The other evening Mide remembered a book that his teacher was reading to the class in school. Luckily we had it at home (Mr. Stink by David Walliams) so he spent an enjoyable hour before bed reading out all the funny bits he liked from it. Having a sense of humour is something so intrinsically human that we barely think about it. People with autism are sometimes regarded as having no sense of humour or as not being able to understand or tell jokes. In Mide's case this is not true - he enjoys jokes, word-play and puns and he definitely gets the humour in books like Mr. Stink and cartoon strips like Calvin and Hobbes. Indeed, it also helps us as parents to have a sense of humour when dealing with situations that might otherwise make us furious or cry (or both). On more than one occasion we've used silliness and joking to diffuse tension or reduce his anxiety. Of course, that said, it doesn't always work...
Friday, 28 April 2017
Monday, 24 April 2017
Last day of the Easter holidays... a picnic at Castleroche and a walk up Slieve Gullion. I say that breezily but I'm not a natural mountaineer (apparently it was a hill I was climbing as Hugo kept annoyingly pointing out but it truly felt like a mountain) and even though I was encouraged to channel my inner mountain goat I fully insisted on not doing that, but instead used my small reserves of energy for complaining. Kevin wondered did I not feel a sense of accomplishment? I looked up from my 'yay, I haven't had a heart attack on a mountain-side' bar of restorative chocolate and said no, no sense of accomplishment just do not ask me to do that again. Needless to say the boys loved it and, with a sinking heart, I began to feel very out-numbered...
Saturday, 22 April 2017
Easter ~ hazel tree branches with glass eggs and paper chickens, cakes and tulips at Burtown House, walking along the River Barrow in the sleepy village of Graiguenamanagh with my sister, magical Huntington Castle, egg hunting and coloured bunting, home to the garden and weeding and planting.

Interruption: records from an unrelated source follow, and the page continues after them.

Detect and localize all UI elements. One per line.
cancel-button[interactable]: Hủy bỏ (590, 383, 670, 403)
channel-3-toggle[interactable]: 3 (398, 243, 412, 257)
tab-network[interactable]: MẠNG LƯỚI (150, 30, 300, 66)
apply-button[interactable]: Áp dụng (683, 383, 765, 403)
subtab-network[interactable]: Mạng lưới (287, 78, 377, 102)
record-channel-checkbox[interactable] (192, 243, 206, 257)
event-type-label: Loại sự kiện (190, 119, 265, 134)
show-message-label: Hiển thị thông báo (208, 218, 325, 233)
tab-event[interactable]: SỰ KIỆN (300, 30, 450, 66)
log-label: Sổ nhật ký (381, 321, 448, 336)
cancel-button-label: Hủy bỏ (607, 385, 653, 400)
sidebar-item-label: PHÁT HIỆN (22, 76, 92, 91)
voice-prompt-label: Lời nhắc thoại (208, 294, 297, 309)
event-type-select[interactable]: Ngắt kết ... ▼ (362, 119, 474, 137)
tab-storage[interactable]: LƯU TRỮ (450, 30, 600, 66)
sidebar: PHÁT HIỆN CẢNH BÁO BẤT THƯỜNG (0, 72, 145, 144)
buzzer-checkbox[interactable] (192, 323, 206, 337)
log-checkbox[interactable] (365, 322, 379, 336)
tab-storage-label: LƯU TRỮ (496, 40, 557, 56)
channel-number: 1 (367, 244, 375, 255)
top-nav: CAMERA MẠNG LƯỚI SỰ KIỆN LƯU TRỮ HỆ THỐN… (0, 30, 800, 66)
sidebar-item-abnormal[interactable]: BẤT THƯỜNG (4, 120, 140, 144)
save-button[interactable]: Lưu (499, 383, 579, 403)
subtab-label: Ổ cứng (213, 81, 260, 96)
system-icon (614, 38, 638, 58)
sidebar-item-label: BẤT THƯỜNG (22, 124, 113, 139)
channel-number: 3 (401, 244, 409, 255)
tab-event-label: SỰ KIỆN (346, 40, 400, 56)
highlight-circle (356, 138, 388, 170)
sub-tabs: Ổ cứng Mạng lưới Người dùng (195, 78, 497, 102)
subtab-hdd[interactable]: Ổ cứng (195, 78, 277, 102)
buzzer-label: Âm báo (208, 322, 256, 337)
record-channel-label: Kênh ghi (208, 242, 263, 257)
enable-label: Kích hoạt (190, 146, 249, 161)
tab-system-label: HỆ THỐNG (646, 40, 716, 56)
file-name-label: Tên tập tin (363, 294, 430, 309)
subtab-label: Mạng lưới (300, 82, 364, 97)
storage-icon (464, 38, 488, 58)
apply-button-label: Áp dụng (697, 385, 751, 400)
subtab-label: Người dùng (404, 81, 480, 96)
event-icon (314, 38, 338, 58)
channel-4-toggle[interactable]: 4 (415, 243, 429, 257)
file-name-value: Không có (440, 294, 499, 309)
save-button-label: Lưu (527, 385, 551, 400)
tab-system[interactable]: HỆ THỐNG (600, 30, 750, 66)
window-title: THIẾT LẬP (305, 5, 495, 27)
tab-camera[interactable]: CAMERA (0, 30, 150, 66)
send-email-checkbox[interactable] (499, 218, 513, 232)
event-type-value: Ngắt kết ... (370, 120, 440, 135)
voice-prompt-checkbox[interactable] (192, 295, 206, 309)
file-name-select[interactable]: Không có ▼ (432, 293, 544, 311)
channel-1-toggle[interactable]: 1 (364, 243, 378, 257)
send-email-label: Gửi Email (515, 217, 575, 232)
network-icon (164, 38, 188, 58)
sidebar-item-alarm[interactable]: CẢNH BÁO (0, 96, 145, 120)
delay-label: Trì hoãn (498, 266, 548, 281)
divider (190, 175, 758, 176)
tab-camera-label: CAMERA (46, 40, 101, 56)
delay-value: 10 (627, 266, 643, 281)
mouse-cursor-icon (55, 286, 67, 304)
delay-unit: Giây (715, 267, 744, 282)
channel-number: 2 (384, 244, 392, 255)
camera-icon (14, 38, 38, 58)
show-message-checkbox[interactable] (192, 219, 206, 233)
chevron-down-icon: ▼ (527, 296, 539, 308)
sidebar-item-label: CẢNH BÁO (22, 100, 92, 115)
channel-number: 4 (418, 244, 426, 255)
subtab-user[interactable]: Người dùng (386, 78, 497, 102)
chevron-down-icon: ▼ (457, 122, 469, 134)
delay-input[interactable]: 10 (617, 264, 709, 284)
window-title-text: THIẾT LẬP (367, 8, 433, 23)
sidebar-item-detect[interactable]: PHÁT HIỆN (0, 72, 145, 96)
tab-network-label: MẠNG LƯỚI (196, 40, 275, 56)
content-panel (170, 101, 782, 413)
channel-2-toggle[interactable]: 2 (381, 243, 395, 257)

Spring ~ a time for growth, not always easy because sometimes growth means moving away from what you knew before and going in a different direction where perhaps the way ahead is less clear, and possibly even difficult, but somehow better for you. Have the courage to grow, even when it's hard.
Monday, 10 April 2017
I love the work of Debbie George - her paintings are quiet and peaceful and always beautiful. Her spring flowers are just perfect - there are plenty of crocuses in our garden and the primroses are making an appearance in the banks along the lanes but I've yet to see any cowslips. This reminds me so much of posies picked by tiny hands, one or two flower heads to be put into the smallest of vases or perhaps an egg cup, a small token of love.